Welcome to the conversation!


Welcome to the conversation!

Harriet Beecher Stowe's (1811-1896) best-selling anti-slavery novel Uncle Tom's Cabin (1852), made her the most famous American woman of the 19th century and galvanized the abolition movement before the Civil War.

The Stowe Center is a 21st-century museum and program center using Stowe's story to inspire social justice and positive change.

The Salons at Stowe programs are a forum to connect the challenging issues (race, gender and class) that impelled Stowe to write and act with the contemporary face of those same issues. The Salon format is based on a robust level of audience participation, with the explicit goal of promoting civic engagement. Recent topics included: Teaching Acceptance; Is Prison the New Slavery; Traces of the Trade: A Story from the Deep North; Creativity and Change; Race, Gender and Politics Today; How to be an Advocate

This blog will expand the reach of these community conversations to the online audience. Add your posts and comments to keep the conversation going! Commit to action by clicking HERE to stay up to date on Salon and social justice news.

For updates on Stowe Center programs and events, sign up for our enews at http://harrietbeecherstowe.org/email.

Tuesday, July 1, 2014

Honoring the anniversary of Harriet Beecher Stowe's passing

Mrs. Stowe lived all her active life in high thoughts and in high companionship. Her sympathies were always with the oppressed, she was always the champion of intellectual and religious freedom. Whatever rank she will finally assume in the world of letters, it is evident that history must hold her one of the great influencers in her generation. 
- Hartford Courant, July 2, 1896


On July 1, 1896, at around 12 o'clock noon, Harriet Beecher Stowe passed away in her Hartford home on Forest Street. Her death sparked the publication of obituaries and editorials across the country which reflected on her life and work and paid tribute to her lasting impact on the world.

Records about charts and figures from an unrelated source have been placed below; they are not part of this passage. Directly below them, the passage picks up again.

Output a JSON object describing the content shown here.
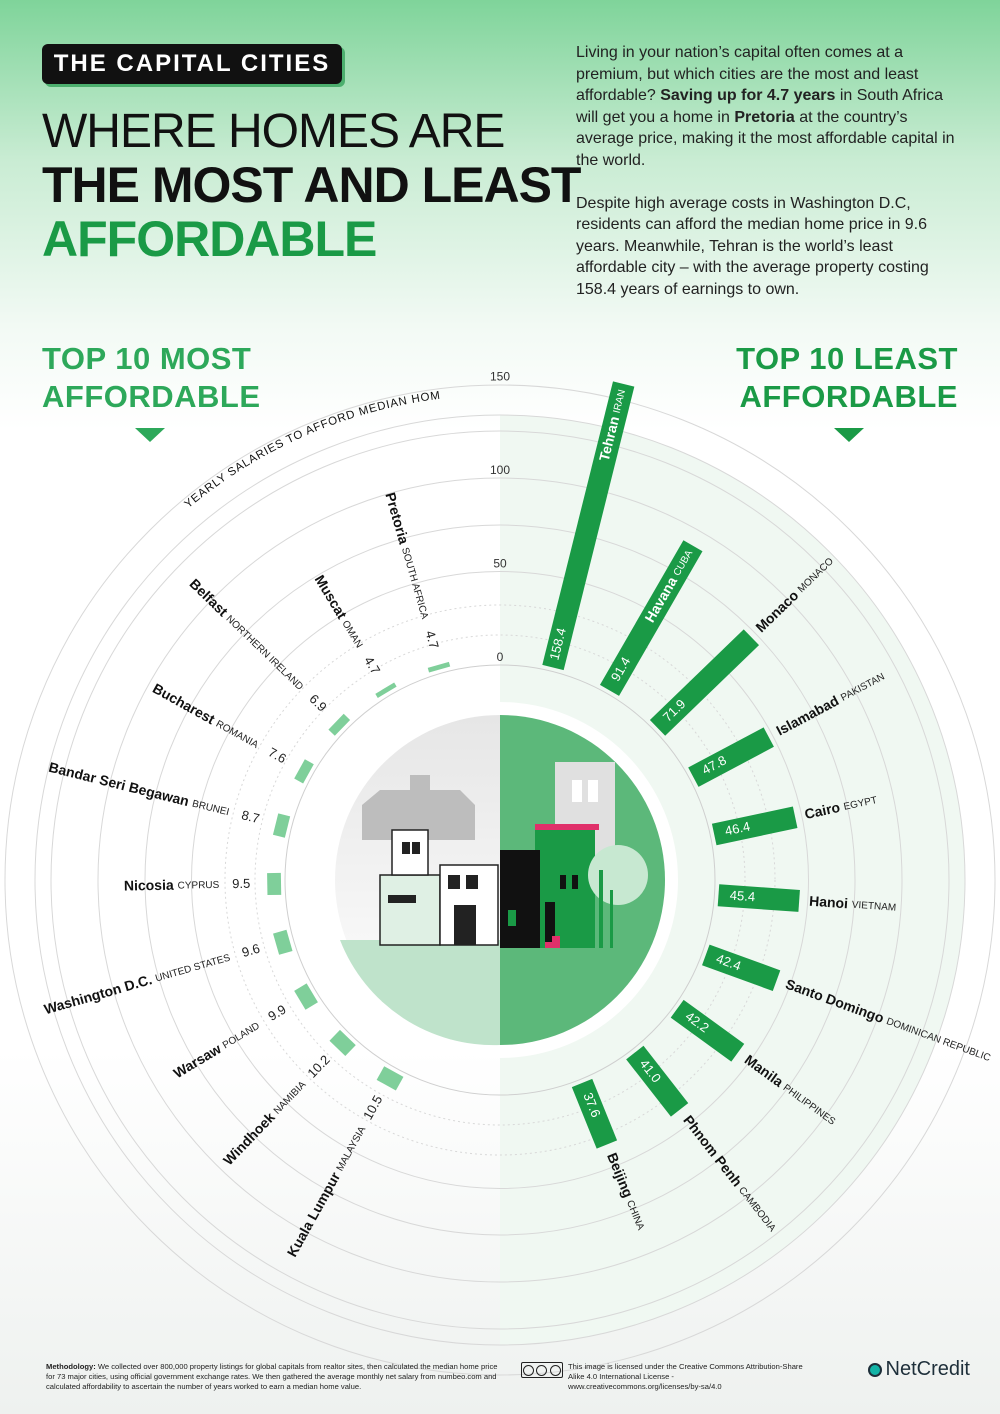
{
  "header": {
    "badge": "THE CAPITAL CITIES",
    "title_line1": "WHERE HOMES ARE",
    "title_line2": "THE MOST AND LEAST",
    "title_line3": "AFFORDABLE"
  },
  "intro": {
    "p1_a": "Living in your nation’s capital often comes at a premium, but which cities are the most and least affordable? ",
    "p1_b": "Saving up for 4.7 years",
    "p1_c": " in South Africa will get you a home in ",
    "p1_d": "Pretoria",
    "p1_e": " at the country’s average price, making it the most affordable capital in the world.",
    "p2": "Despite high average costs in Washington D.C, residents can afford the median home price in 9.6 years. Meanwhile, Tehran is the world’s least affordable city – with the average property costing 158.4 years of earnings to own."
  },
  "sections": {
    "left_line1": "TOP 10 MOST",
    "left_line2": "AFFORDABLE",
    "right_line1": "TOP 10 LEAST",
    "right_line2": "AFFORDABLE"
  },
  "colors": {
    "most_affordable": "#7fcf9a",
    "least_affordable": "#1a9a46",
    "ring": "#d8d8d8"
  },
  "chart_data": {
    "type": "bar",
    "layout": "radial",
    "axis_label": "YEARLY SALARIES TO AFFORD MEDIAN HOME PRICE",
    "ticks": [
      0,
      50,
      100,
      150
    ],
    "ylim": [
      0,
      160
    ],
    "series": [
      {
        "name": "TOP 10 MOST AFFORDABLE",
        "categories": [
          "Pretoria",
          "Muscat",
          "Belfast",
          "Bucharest",
          "Bandar Seri Begawan",
          "Nicosia",
          "Washington D.C.",
          "Warsaw",
          "Windhoek",
          "Kuala Lumpur"
        ],
        "countries": [
          "SOUTH AFRICA",
          "OMAN",
          "NORTHERN IRELAND",
          "ROMANIA",
          "BRUNEI",
          "CYPRUS",
          "UNITED STATES",
          "POLAND",
          "NAMIBIA",
          "MALAYSIA"
        ],
        "values": [
          4.7,
          4.7,
          6.9,
          7.6,
          8.7,
          9.5,
          9.6,
          9.9,
          10.2,
          10.5
        ],
        "labels": [
          "4.7",
          "4.7",
          "6.9",
          "7.6",
          "8.7",
          "9.5",
          "9.6",
          "9.9",
          "10.2",
          "10.5"
        ]
      },
      {
        "name": "TOP 10 LEAST AFFORDABLE",
        "categories": [
          "Tehran",
          "Havana",
          "Monaco",
          "Islamabad",
          "Cairo",
          "Hanoi",
          "Santo Domingo",
          "Manila",
          "Phnom Penh",
          "Beijing"
        ],
        "countries": [
          "IRAN",
          "CUBA",
          "MONACO",
          "PAKISTAN",
          "EGYPT",
          "VIETNAM",
          "DOMINICAN REPUBLIC",
          "PHILIPPINES",
          "CAMBODIA",
          "CHINA"
        ],
        "values": [
          158.4,
          91.4,
          71.9,
          47.8,
          46.4,
          45.4,
          42.4,
          42.2,
          41.0,
          37.6
        ],
        "labels": [
          "158.4",
          "91.4",
          "71.9",
          "47.8",
          "46.4",
          "45.4",
          "42.4",
          "42.2",
          "41.0",
          "37.6"
        ]
      }
    ]
  },
  "footer": {
    "methodology_label": "Methodology:",
    "methodology": " We collected over 800,000 property listings for global capitals from realtor sites, then calculated the median home price for 73 major cities, using official government exchange rates. We then gathered the average monthly net salary from numbeo.com and calculated affordability to ascertain the number of years worked to earn a median home value.",
    "license": "This image is licensed under the Creative Commons Attribution-Share Alike 4.0 International License - www.creativecommons.org/licenses/by-sa/4.0",
    "cc_badge": "cc",
    "brand": "NetCredit"
  }
}
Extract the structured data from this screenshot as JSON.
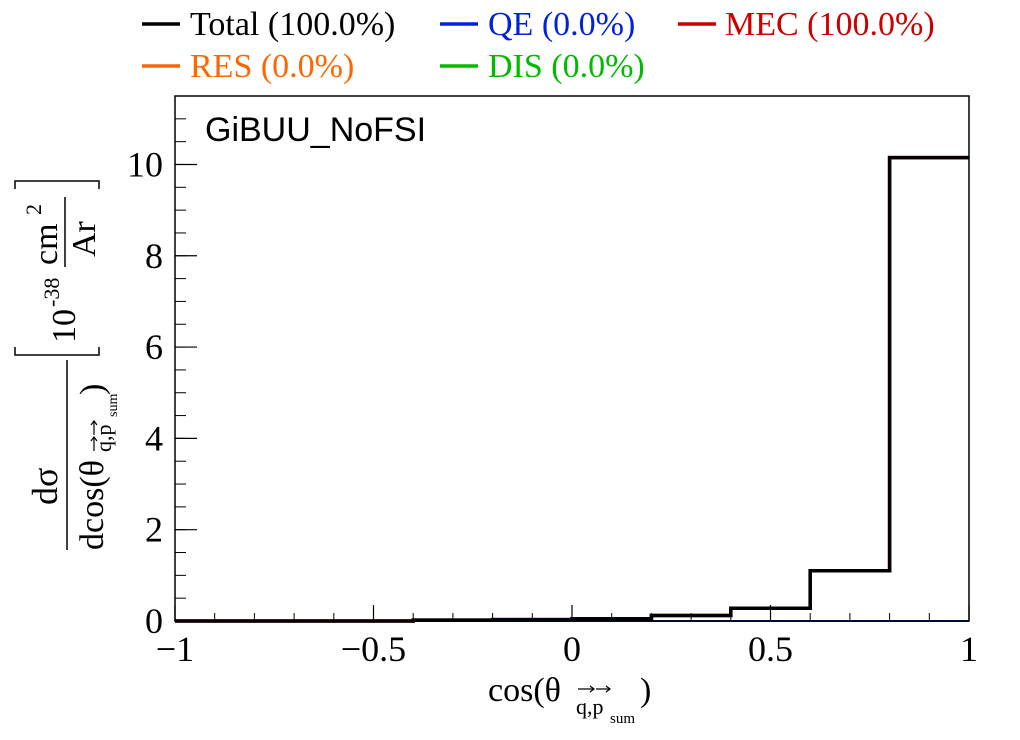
{
  "chart_data": {
    "type": "step",
    "annotation": "GiBUU_NoFSI",
    "xlabel": {
      "main": "cos(θ",
      "sub": "q,p",
      "subsub": "sum",
      "close": ")"
    },
    "ylabel": {
      "numerator": "dσ",
      "denominator_main": "dcos(θ",
      "denominator_sub": "q,p",
      "denominator_subsub": "sum",
      "denominator_close": ")",
      "unit_prefix": "10",
      "unit_exp": "-38",
      "unit_num": "cm",
      "unit_num_exp": "2",
      "unit_den": "Ar"
    },
    "xlim": [
      -1,
      1
    ],
    "ylim": [
      0,
      11.5
    ],
    "xticks": [
      -1,
      -0.5,
      0,
      0.5,
      1
    ],
    "xtick_labels": [
      "−1",
      "−0.5",
      "0",
      "0.5",
      "1"
    ],
    "yticks": [
      0,
      2,
      4,
      6,
      8,
      10
    ],
    "ytick_labels": [
      "0",
      "2",
      "4",
      "6",
      "8",
      "10"
    ],
    "bin_edges": [
      -1,
      -0.8,
      -0.6,
      -0.4,
      -0.2,
      0,
      0.2,
      0.4,
      0.6,
      0.8,
      1
    ],
    "legend": [
      {
        "label": "Total (100.0%)",
        "color": "#000000"
      },
      {
        "label": "QE (0.0%)",
        "color": "#0022dd"
      },
      {
        "label": "MEC (100.0%)",
        "color": "#cc0000"
      },
      {
        "label": "RES (0.0%)",
        "color": "#ff6600"
      },
      {
        "label": "DIS (0.0%)",
        "color": "#00bb00"
      }
    ],
    "series": [
      {
        "name": "Total (100.0%)",
        "color": "#000000",
        "values": [
          0.0,
          0.0,
          0.0,
          0.02,
          0.03,
          0.05,
          0.12,
          0.28,
          1.1,
          10.15
        ]
      },
      {
        "name": "MEC (100.0%)",
        "color": "#cc0000",
        "values": [
          0.0,
          0.0,
          0.0,
          0.02,
          0.03,
          0.05,
          0.12,
          0.28,
          1.1,
          10.15
        ]
      },
      {
        "name": "QE (0.0%)",
        "color": "#0022dd",
        "values": [
          0,
          0,
          0,
          0,
          0,
          0,
          0,
          0,
          0,
          0
        ]
      },
      {
        "name": "RES (0.0%)",
        "color": "#ff6600",
        "values": [
          0,
          0,
          0,
          0,
          0,
          0,
          0,
          0,
          0,
          0
        ]
      },
      {
        "name": "DIS (0.0%)",
        "color": "#00bb00",
        "values": [
          0,
          0,
          0,
          0,
          0,
          0,
          0,
          0,
          0,
          0
        ]
      }
    ]
  }
}
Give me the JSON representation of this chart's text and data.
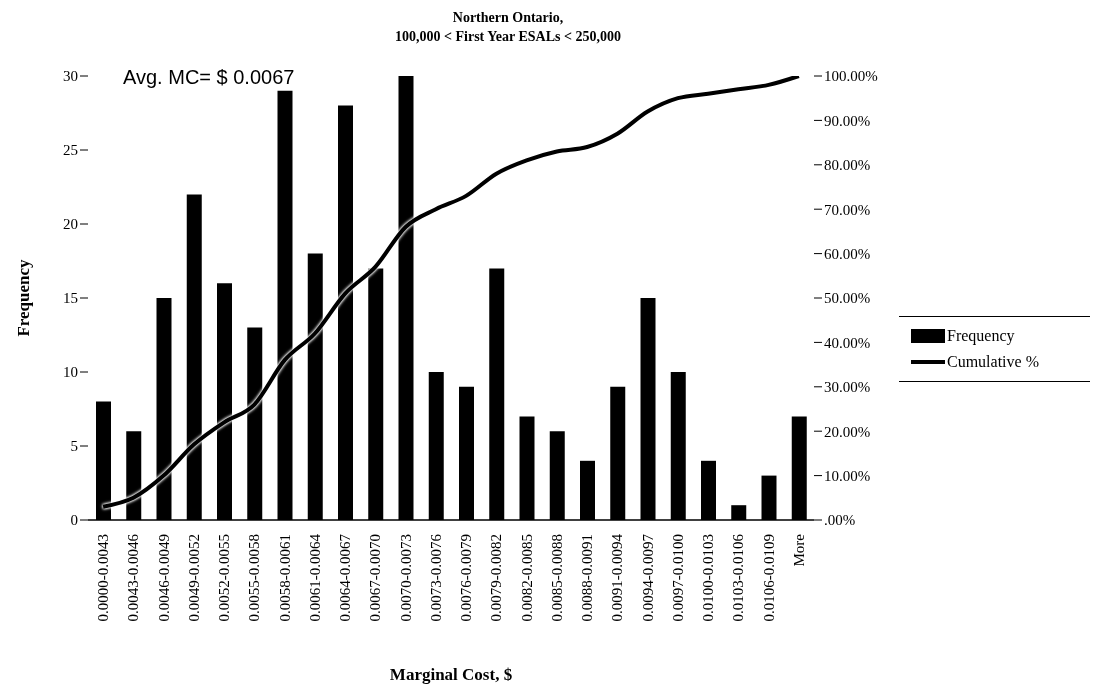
{
  "chart_data": {
    "type": "bar",
    "title": "Northern Ontario,",
    "subtitle": "100,000 < First Year ESALs < 250,000",
    "xlabel": "Marginal Cost, $",
    "ylabel": "Frequency",
    "categories": [
      "0.0000-0.0043",
      "0.0043-0.0046",
      "0.0046-0.0049",
      "0.0049-0.0052",
      "0.0052-0.0055",
      "0.0055-0.0058",
      "0.0058-0.0061",
      "0.0061-0.0064",
      "0.0064-0.0067",
      "0.0067-0.0070",
      "0.0070-0.0073",
      "0.0073-0.0076",
      "0.0076-0.0079",
      "0.0079-0.0082",
      "0.0082-0.0085",
      "0.0085-0.0088",
      "0.0088-0.0091",
      "0.0091-0.0094",
      "0.0094-0.0097",
      "0.0097-0.0100",
      "0.0100-0.0103",
      "0.0103-0.0106",
      "0.0106-0.0109",
      "More"
    ],
    "series": [
      {
        "name": "Frequency",
        "color": "#000000",
        "values": [
          8,
          6,
          15,
          22,
          16,
          13,
          29,
          18,
          28,
          17,
          30,
          10,
          9,
          17,
          7,
          6,
          4,
          9,
          15,
          10,
          4,
          1,
          3,
          7
        ]
      },
      {
        "name": "Cumulative %",
        "type": "line",
        "axis": "y2",
        "color": "#000000",
        "values": [
          3,
          5,
          10,
          17,
          22,
          26,
          36,
          42,
          51,
          57,
          66,
          70,
          73,
          78,
          81,
          83,
          84,
          87,
          92,
          95,
          96,
          97,
          98,
          100
        ]
      }
    ],
    "ylim": [
      0,
      30
    ],
    "yticks": [
      0,
      5,
      10,
      15,
      20,
      25,
      30
    ],
    "y2lim": [
      0,
      100
    ],
    "y2ticks": [
      {
        "value": 0,
        "label": ".00%"
      },
      {
        "value": 10,
        "label": "10.00%"
      },
      {
        "value": 20,
        "label": "20.00%"
      },
      {
        "value": 30,
        "label": "30.00%"
      },
      {
        "value": 40,
        "label": "40.00%"
      },
      {
        "value": 50,
        "label": "50.00%"
      },
      {
        "value": 60,
        "label": "60.00%"
      },
      {
        "value": 70,
        "label": "70.00%"
      },
      {
        "value": 80,
        "label": "80.00%"
      },
      {
        "value": 90,
        "label": "90.00%"
      },
      {
        "value": 100,
        "label": "100.00%"
      }
    ],
    "annotations": [
      "Avg. MC= $ 0.0067"
    ],
    "grid": false,
    "legend": "right",
    "marker": "none"
  }
}
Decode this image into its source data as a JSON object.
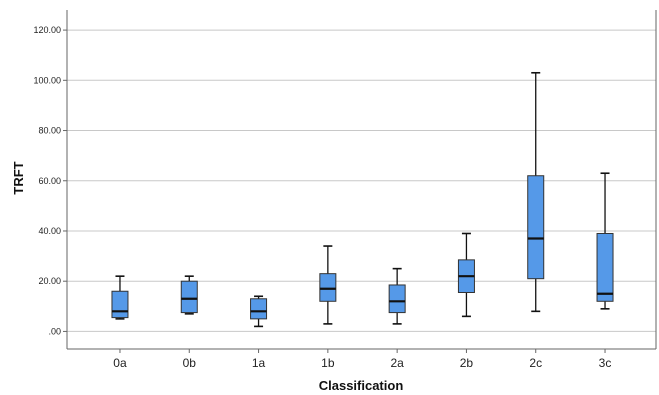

As we honor the anniversary of Stowe's passing, we'd like to know how you emulate her commitment to improving the world. What is the issue that will push or has pushed you to take action? We encourage you to share an issue you care about below, and how you will honor Stowe's memory and create positive change today. What will you do? 


No wonder that she touched the human heart. No wonder she moved a nation's conscience. So do a few brief words show the power with which Harriet Beecher Stowe roused the conscience of a nation and made ready the way for the great deliverance. We may not have her gift of nature...we may not have her genius, but we can all have that which was greatest of all in her - a love that sees and plans, a love to reaches out to every loving soul, a love that counts not its life dear...but gladly lays down life for those it loves.